Effective and Light-Weight Deobfuscation and Semantic-Aware Attack Detection for PowerShell Scripts

In recent years, PowerShell is increasingly reported to appear in a variety of cyber attacks ranging from advanced persistent threat, ransomware, phishing emails, cryptojacking, financial threats, to fileless attacks. However, since the PowerShell language is dynamic by design and can construct script pieces at different levels, state-of-the-art static analysis based PowerShell attack detection approaches are inherently vulnerable to obfuscations.
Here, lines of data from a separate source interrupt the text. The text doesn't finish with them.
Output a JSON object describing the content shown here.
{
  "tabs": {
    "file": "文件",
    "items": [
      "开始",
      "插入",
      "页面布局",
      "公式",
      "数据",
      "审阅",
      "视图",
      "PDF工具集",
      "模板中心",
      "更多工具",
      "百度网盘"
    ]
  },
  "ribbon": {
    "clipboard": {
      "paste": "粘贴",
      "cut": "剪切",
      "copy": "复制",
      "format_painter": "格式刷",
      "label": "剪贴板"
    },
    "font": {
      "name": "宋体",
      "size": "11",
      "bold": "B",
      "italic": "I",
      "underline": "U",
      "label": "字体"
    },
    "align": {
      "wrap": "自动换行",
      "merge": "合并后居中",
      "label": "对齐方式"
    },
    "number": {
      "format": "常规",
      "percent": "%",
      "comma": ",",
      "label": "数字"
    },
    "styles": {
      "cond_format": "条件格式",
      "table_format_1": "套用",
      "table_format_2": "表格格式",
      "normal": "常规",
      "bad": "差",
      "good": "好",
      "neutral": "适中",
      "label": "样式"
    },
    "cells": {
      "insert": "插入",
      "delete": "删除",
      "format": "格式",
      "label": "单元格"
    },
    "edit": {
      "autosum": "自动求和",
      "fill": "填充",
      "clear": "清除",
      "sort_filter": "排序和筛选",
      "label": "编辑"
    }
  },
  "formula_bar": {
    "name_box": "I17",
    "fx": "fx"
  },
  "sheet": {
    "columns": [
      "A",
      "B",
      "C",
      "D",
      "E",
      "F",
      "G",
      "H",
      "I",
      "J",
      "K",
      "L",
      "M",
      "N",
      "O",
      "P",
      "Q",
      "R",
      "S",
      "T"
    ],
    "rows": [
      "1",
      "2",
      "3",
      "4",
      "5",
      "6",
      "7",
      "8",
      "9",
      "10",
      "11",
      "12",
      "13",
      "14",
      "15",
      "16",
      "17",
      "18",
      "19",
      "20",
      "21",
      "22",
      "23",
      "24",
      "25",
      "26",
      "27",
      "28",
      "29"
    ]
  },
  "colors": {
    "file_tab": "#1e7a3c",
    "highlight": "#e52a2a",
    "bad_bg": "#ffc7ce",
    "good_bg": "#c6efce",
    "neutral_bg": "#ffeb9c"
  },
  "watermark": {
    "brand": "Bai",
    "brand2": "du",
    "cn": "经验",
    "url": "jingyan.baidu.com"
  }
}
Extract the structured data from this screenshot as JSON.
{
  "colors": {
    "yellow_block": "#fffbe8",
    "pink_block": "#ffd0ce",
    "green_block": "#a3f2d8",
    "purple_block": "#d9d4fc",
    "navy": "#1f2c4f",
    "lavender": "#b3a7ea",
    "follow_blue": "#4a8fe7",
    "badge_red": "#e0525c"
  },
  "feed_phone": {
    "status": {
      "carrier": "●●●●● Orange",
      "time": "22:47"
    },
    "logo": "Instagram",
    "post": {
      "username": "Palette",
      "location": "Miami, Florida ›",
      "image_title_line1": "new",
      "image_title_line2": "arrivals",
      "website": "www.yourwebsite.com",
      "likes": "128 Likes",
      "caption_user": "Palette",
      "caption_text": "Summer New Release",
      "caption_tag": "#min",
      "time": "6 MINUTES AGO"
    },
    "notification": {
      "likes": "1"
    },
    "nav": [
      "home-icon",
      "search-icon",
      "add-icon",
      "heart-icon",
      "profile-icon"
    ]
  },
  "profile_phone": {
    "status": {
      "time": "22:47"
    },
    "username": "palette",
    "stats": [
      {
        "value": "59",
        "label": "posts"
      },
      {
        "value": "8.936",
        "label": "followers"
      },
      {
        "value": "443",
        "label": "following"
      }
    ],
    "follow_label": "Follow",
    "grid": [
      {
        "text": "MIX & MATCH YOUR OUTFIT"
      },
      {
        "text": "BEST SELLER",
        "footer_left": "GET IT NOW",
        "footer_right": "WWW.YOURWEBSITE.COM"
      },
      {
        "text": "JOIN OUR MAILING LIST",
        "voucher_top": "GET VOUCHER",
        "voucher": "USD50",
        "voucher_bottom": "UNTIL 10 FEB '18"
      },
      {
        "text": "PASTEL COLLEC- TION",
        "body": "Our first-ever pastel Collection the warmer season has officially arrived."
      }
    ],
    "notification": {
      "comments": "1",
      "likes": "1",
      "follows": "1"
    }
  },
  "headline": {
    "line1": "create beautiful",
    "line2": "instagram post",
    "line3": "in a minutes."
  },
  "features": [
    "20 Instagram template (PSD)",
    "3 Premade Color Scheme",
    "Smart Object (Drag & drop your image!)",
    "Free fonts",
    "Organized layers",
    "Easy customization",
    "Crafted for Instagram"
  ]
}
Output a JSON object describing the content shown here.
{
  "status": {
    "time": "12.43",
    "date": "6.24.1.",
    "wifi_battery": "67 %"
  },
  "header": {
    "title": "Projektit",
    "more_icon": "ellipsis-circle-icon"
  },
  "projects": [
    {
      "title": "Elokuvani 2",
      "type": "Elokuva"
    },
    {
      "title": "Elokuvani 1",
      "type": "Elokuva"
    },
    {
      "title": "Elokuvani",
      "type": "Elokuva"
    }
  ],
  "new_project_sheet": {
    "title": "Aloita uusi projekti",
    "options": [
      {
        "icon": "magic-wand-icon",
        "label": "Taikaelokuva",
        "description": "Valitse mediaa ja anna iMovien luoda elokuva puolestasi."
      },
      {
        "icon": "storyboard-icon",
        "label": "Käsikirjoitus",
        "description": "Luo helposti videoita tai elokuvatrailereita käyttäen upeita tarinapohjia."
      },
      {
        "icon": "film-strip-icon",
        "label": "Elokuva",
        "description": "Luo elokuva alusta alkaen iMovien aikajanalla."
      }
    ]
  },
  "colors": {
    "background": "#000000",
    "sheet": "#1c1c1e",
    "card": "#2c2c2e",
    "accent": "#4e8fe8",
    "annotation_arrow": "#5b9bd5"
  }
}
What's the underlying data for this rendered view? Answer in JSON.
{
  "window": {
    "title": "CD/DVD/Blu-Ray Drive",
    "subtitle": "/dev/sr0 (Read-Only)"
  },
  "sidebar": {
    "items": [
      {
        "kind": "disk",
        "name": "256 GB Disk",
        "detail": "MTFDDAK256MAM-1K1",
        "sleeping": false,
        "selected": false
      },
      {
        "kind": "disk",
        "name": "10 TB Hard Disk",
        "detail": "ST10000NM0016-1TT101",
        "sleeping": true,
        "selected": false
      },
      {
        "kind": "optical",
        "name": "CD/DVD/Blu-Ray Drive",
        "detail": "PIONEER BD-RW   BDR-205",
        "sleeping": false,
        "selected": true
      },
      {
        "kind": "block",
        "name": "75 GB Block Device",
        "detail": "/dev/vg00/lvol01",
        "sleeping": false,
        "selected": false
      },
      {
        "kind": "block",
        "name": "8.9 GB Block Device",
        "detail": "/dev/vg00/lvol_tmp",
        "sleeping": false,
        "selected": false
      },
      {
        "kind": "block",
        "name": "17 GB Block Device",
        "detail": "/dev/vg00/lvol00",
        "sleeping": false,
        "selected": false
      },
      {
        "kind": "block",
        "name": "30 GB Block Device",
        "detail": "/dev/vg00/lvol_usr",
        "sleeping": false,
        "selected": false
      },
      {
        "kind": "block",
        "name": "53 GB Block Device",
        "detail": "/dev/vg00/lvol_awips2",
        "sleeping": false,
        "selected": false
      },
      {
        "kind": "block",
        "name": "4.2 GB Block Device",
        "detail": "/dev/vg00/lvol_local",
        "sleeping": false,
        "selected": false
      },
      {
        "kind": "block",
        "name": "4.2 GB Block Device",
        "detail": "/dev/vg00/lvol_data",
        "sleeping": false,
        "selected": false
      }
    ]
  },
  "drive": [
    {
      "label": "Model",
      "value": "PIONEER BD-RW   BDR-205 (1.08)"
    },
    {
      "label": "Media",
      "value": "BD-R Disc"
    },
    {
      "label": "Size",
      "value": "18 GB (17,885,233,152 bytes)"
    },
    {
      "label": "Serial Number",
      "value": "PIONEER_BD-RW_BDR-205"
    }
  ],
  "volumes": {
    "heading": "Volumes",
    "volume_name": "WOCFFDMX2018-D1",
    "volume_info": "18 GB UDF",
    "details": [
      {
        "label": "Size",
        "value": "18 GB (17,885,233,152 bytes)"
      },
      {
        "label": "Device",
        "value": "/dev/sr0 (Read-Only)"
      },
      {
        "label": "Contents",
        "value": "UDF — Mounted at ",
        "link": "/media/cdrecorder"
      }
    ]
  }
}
To overcome this challenge, in this paper we design the first effective and light-weight deobfuscation approach for PowerShell scripts. To address the challenge in precisely identifying the recoverable script pieces, we design a novel subtree-based deobfuscation method that performs obfuscation detection and emulation-based recovery at the level of subtrees in the abstract syntax tree of PowerShell scripts. Building upon the new deobfuscation method, we are able to further design the first semantic-aware PowerShell attack detection system. To enable semantic-based detection, we leverage the classic objective-oriented association mining algorithm and newly identify 31 semantic signatures for PowerShell attacks. We perform an evaluation on a collection of 2342 benign samples and 4141 malicious samples, and find that our deobfuscation method takes less than 0.5 seconds on average and meanwhile increases the similarity between the obfuscated and original scripts from only 0.5% to around 80%, which is thus both effective and light-weight. In addition, with our deobfuscation applied, the attack detection rates for Windows Defender and VirusTotal increase substantially from 0.3% and 2.65% to 75.0% and 90.0%, respectively. Furthermore, when our deobfuscation is applied, our semantic-aware attack detection system outperforms both Windows Defender and VirusTotal with a 92.3% true positive rate and a 0% false positive rate on average.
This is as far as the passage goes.